Mauldin also volunteers to help run tournaments. The Baltimore native was the assistant director for the National Deaf Pickleball Tournament in Florida in 2022. He devoted his time although he couldn’t play. His right arm was in a sling after slipping in the shower. He landed on his back, broke his left shoulder and tore four ligaments in his right shoulder. He underwent surgery, rested for months, and his rehabilitation was directed by a University of Wisconsin team doctor.

When Mauldin returned to playing, he couldn’t play with his right arm. So he learned to play left-handed. Of course. While playing with his opposite hand his doubles rating was 4.0.

Mauldin fits in his playing and volunteering while working full-time, as the telecommunications director for the Public Service Commission of Wisconsin.

Mauldin says there are more than 2,000 deaf pickleball players in the US. Just like players who can hear, the number of deaf players grows daily. Mauldin loves everything about the sport and would like hearing players to know a few things about playing with deaf partners.
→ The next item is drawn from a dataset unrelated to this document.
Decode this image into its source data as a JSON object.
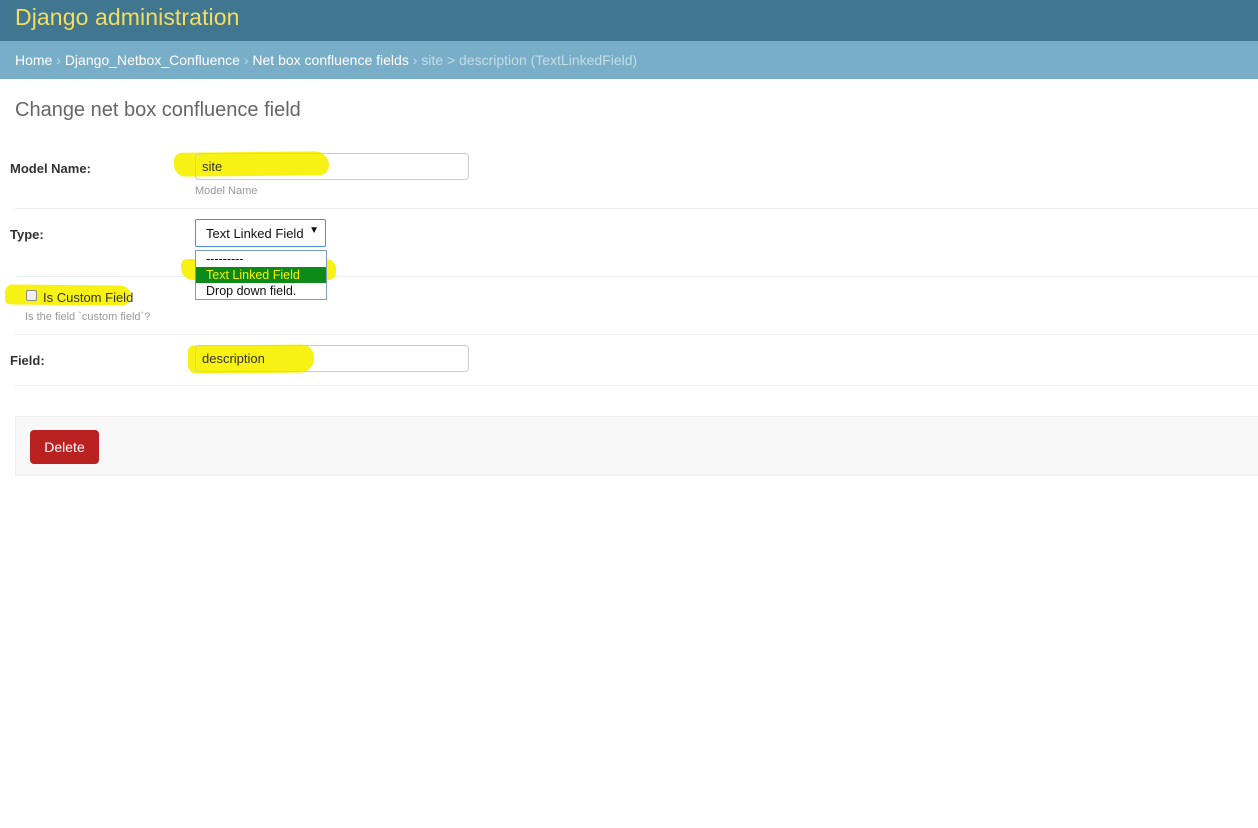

Regarding keeping track of the score during a game, Mauldin says, “All my hearing friends know how to sign the numbers.” He’d like hearing players everywhere to learn how to sign the score. Most of the signs use the same fingers we normally hold up.

“Also, they [his hearing playing partners] know it is worthless to yell ‘Out.’ I wear hearing aids and can hear them but I don’t listen. For players new to playing with me, I simply tell them that I already made my decision on whether the ball is out or not before you even yell.” Mauldin ended that last sentence with a smiling emoji. In other words, he sees quickly whether the ball is in or out, he doesn’t need to anyone to yell it. 
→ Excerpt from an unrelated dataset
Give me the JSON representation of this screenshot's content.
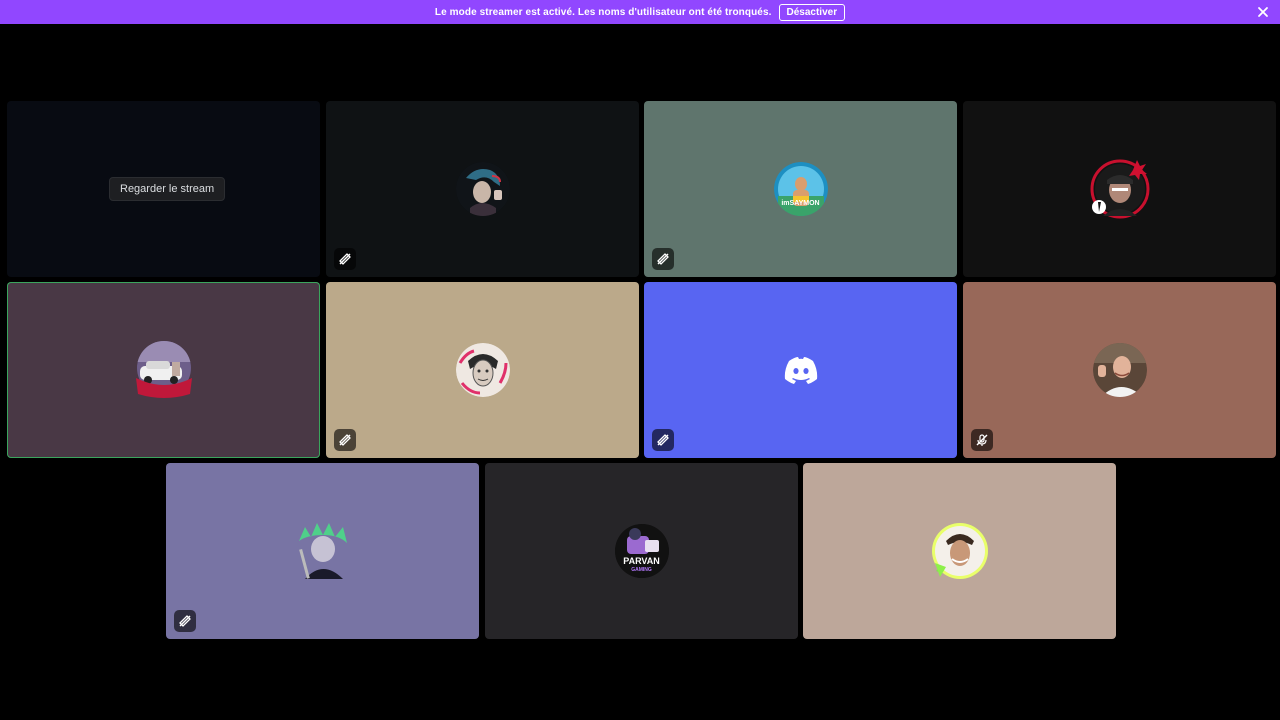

Ben Coleman has been an athlete since he was a child. He played football, basketball and baseball in high school in Ohio and in college at Gallaudet University, in Washington, D.C. Coleman, 31, started playing pickleball five years ago. He’s a 5.1 player, and he’s also deaf.

Coleman has medaled in three Deaflympics and Deaf World Cup Basketball Championships around the world. 

Coleman works at the Maryland School for the Deaf-Columbia Campus, and he’s a busy guy. He’s a physical education teacher, assistant athletic director, and coaches basketball, baseball and volleyball. He is also a pickleball coach and trainer in Frederick, Maryland.  

Coleman stresses the importance of inclusion for deaf pickleball players. He said, “My vision is to build a bridge of access for the hearing and deaf community to unite and connect for all to enjoy the game.”

Coleman hopes that interpreters with pickleball knowledge can be developed and that hearing players learn to use basic sign language during games, to help communication with their playing partners. In what I think is a brilliant idea, Coleman would like closed captioning added to online instructional videos.

Damian Spillner is a 39-year-old deaf pickleball player who lives in Riverside, CA.  He has a DUPR of 4.58 in doubles, 4.62 in singles. Damian says hearing players, “should know how to score from 1-11 or 1-15 in American Sign Language.”

Spillner and Coleman, like Mauldin, have also landed endorsement deals with big paddle selling companies.

On a personal note, I’m a 3.5 player and partnered once with a deaf player in Asheville, NC. She was visiting from Pittsburgh, PA. We played on the same doubles team and when I served she either read my lips or I held up the score with my fingers, but she always knew the score without my help. She was one of the most fun partners I’ve played with and together we kicked the other team’s butts.

I later played against her and it wasn’t great fun. She kicked my butt.